Günümüzde birçok insan çevresinde kalabalıklar olmasına rağmen kendini yalnız hissediyor.
Sosyalleşmek adeta bir zorunluluk gibi sunuluyor. Herkes birbiriyle iletişim hâlinde; ancak bu ilişkiler çoğu zaman yüzeyselliğin en uç noktasında kalıyor. Kalabalıklar arasında görünür olmak için oluşturulmuş bir algı var. Popüler olmak, geniş çevrelere sahip olmak sanki çok sevilmenin göstergesiymiş gibi sunulsa da, iç dünyamızda görünmezleşiyoruz.
Oysa içten gelen huzur; ne kalabalıklarda ne de gösterişli ilişkilerde bulunur. İnsan, kendine dönmeli ve benliğiyle baş başa kalmayı, sakinliği seçmeyi bilmelidir. Özellikle her şeyin menfaate bağlandığı, içi boş siluetlerin; dışı boyalı ve maskeli ortamların arasında kendini koruyabilmek gerekir.

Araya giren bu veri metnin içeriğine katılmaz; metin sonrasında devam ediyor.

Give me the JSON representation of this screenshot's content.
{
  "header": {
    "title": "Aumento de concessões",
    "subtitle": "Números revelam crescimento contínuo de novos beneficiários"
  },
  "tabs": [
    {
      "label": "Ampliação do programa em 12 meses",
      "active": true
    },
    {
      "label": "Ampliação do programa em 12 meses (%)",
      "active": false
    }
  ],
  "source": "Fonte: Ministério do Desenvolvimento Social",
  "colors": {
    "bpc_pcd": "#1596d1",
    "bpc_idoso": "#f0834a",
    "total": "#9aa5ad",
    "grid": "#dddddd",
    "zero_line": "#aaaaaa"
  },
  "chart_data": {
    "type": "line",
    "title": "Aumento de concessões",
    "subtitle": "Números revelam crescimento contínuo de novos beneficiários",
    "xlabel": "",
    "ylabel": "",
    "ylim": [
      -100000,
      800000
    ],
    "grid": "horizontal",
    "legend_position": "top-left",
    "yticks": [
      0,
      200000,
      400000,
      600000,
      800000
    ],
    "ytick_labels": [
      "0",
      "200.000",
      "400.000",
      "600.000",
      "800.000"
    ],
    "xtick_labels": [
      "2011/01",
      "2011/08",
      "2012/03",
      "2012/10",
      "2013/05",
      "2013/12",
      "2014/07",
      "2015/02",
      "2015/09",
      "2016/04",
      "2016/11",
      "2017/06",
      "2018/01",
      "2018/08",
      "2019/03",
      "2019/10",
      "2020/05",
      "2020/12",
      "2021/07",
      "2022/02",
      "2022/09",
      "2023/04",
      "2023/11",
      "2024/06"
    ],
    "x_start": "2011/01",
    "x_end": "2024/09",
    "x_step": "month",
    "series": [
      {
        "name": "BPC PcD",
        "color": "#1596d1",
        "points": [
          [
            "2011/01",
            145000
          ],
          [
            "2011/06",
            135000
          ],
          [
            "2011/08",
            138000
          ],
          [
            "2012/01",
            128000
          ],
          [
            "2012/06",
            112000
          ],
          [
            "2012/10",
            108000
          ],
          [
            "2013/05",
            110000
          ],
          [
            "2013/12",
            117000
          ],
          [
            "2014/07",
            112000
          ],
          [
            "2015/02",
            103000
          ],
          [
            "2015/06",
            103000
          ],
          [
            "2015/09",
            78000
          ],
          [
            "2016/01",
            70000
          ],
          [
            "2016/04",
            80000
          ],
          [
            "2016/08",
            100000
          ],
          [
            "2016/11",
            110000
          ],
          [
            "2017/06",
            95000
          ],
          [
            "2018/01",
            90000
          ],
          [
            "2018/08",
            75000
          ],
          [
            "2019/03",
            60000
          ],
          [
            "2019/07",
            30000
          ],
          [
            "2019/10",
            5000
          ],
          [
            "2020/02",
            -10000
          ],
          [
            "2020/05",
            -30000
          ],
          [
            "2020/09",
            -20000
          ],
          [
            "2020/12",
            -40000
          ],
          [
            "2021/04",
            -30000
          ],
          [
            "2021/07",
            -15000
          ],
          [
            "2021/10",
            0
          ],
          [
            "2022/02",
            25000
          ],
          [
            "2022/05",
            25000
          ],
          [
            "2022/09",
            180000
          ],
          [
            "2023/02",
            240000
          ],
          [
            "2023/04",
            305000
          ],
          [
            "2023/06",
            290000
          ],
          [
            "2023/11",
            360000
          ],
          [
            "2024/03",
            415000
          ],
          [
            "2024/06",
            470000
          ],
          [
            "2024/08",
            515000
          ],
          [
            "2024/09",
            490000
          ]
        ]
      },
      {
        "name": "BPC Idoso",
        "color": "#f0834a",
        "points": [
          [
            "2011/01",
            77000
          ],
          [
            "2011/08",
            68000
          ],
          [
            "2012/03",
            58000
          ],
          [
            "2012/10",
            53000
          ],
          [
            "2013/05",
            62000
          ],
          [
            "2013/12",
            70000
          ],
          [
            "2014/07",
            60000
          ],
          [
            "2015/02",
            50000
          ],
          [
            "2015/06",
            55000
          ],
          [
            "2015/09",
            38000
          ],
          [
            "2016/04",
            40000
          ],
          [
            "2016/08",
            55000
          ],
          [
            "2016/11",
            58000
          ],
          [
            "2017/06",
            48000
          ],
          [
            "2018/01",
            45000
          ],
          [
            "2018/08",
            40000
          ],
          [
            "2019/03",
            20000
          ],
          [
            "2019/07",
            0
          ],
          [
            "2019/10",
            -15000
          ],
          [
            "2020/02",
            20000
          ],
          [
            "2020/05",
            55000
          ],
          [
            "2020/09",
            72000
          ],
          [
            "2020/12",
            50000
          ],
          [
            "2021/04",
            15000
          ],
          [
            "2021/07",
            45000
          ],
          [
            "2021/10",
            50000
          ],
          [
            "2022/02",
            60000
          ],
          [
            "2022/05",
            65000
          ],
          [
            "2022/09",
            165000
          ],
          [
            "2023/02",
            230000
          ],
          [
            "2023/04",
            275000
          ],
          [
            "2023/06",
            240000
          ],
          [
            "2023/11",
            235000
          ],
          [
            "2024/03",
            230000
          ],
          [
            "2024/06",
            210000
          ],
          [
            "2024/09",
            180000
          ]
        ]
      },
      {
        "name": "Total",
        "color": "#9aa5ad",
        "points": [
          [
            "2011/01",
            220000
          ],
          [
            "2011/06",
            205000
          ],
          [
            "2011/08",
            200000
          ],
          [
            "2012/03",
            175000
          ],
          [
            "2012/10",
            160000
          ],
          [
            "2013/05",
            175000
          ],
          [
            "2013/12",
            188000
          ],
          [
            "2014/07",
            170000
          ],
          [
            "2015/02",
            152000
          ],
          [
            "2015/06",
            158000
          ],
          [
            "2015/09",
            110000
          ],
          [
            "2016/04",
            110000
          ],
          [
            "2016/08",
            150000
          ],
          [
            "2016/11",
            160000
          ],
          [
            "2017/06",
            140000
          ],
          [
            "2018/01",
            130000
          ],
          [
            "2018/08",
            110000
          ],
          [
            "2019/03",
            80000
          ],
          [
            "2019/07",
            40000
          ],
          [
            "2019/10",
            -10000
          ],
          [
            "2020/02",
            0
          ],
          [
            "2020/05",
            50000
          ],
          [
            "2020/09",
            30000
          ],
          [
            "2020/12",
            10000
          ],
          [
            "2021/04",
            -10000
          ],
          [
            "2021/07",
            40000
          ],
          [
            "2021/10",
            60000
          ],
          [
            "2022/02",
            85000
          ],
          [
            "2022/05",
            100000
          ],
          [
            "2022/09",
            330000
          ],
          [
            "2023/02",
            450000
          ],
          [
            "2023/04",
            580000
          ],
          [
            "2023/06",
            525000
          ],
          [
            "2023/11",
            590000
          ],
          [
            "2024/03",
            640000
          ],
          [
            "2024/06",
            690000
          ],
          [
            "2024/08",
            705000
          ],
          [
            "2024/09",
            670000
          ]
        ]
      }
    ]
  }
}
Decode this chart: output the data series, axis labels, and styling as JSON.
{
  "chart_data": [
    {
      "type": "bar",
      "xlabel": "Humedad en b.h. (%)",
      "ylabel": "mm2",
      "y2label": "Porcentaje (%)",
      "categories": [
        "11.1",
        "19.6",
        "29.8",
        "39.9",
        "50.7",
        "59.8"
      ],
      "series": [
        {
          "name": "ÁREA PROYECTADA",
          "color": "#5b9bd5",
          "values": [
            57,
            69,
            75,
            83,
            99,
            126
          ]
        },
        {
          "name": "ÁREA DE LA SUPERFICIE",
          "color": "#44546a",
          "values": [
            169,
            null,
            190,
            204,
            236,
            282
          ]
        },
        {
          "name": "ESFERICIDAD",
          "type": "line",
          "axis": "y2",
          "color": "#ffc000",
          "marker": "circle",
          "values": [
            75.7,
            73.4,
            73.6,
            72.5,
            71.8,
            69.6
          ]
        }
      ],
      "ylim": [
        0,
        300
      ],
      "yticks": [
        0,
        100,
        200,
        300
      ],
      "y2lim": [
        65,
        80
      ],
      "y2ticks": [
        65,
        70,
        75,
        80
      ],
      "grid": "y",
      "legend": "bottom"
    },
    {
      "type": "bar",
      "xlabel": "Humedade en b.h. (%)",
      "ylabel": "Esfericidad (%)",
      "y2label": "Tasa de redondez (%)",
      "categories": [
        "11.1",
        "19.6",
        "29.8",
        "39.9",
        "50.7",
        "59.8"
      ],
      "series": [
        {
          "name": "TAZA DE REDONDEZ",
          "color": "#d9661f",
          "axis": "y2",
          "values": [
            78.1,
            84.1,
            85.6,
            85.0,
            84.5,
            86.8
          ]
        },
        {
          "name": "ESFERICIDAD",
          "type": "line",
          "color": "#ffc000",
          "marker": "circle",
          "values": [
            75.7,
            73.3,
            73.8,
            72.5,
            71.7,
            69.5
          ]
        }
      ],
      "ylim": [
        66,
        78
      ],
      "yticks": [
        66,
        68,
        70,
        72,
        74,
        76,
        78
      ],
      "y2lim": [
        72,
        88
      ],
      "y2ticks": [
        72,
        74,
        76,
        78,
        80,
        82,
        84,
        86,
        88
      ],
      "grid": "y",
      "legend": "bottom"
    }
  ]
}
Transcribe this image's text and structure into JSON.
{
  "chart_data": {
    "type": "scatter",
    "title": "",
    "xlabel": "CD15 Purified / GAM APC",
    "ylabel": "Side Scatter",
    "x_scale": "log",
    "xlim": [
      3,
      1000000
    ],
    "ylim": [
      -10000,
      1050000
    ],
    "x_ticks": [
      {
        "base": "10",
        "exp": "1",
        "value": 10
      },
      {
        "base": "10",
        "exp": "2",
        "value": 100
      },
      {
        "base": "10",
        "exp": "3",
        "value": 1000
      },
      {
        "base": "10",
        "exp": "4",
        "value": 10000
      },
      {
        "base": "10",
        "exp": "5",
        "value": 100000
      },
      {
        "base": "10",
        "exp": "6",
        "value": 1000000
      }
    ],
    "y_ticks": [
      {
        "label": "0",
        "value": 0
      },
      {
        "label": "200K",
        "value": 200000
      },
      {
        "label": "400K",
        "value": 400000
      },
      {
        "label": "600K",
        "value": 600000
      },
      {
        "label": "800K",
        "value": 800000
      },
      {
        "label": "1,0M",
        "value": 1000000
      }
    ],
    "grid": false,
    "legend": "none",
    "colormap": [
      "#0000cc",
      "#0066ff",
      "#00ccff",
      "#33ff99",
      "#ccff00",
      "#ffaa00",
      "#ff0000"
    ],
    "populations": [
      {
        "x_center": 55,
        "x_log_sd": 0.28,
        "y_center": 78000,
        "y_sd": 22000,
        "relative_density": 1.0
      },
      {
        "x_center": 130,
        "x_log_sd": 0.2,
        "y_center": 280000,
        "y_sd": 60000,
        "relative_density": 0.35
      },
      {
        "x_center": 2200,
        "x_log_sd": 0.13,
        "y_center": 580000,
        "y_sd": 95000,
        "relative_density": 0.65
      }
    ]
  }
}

İster günde yüz kişiyle tanışalım, ister yüz kişiyle sohbet edelim…
Eğer bir gülüşün, bir selamın, bir çiçeğin ya da bir yürüyüşün verdiği huzuru vermiyorsa bunların ne anlamı kalır ki?
Bazen o kalabalıklara karışma isteği, sadece içimizdeki boşluğu doldurmak ya da “sosyal bir insan” algısı yaratmak içindir. Oysa bu, çoğu zaman farkına varılmayan bir psikolojik sorunun ta kendisidir.
İnsan bazen susarak, geri çekilerek, kalabalıktan uzaklaşarak kendini yeniden bulur. Kalabalıklar içinde kaybolmak yerine, yalnızlığın içinde durmak daha anlamlı olabilir. Çünkü o sessizlikte insan kendi iç sesini duyar. Belki de fark etmediği yönlerini keşfeder. Ve o ses, çoğunlukla kişiyi en doğru yere —gerçek “ben” dediğimiz noktaya— götürür.
İşte bu yüzden… İnsan en çok kendine yönelmelidir.
Bazen en derin dostluk, kendi içimize yaptığımız bir yürüyüşle başlar.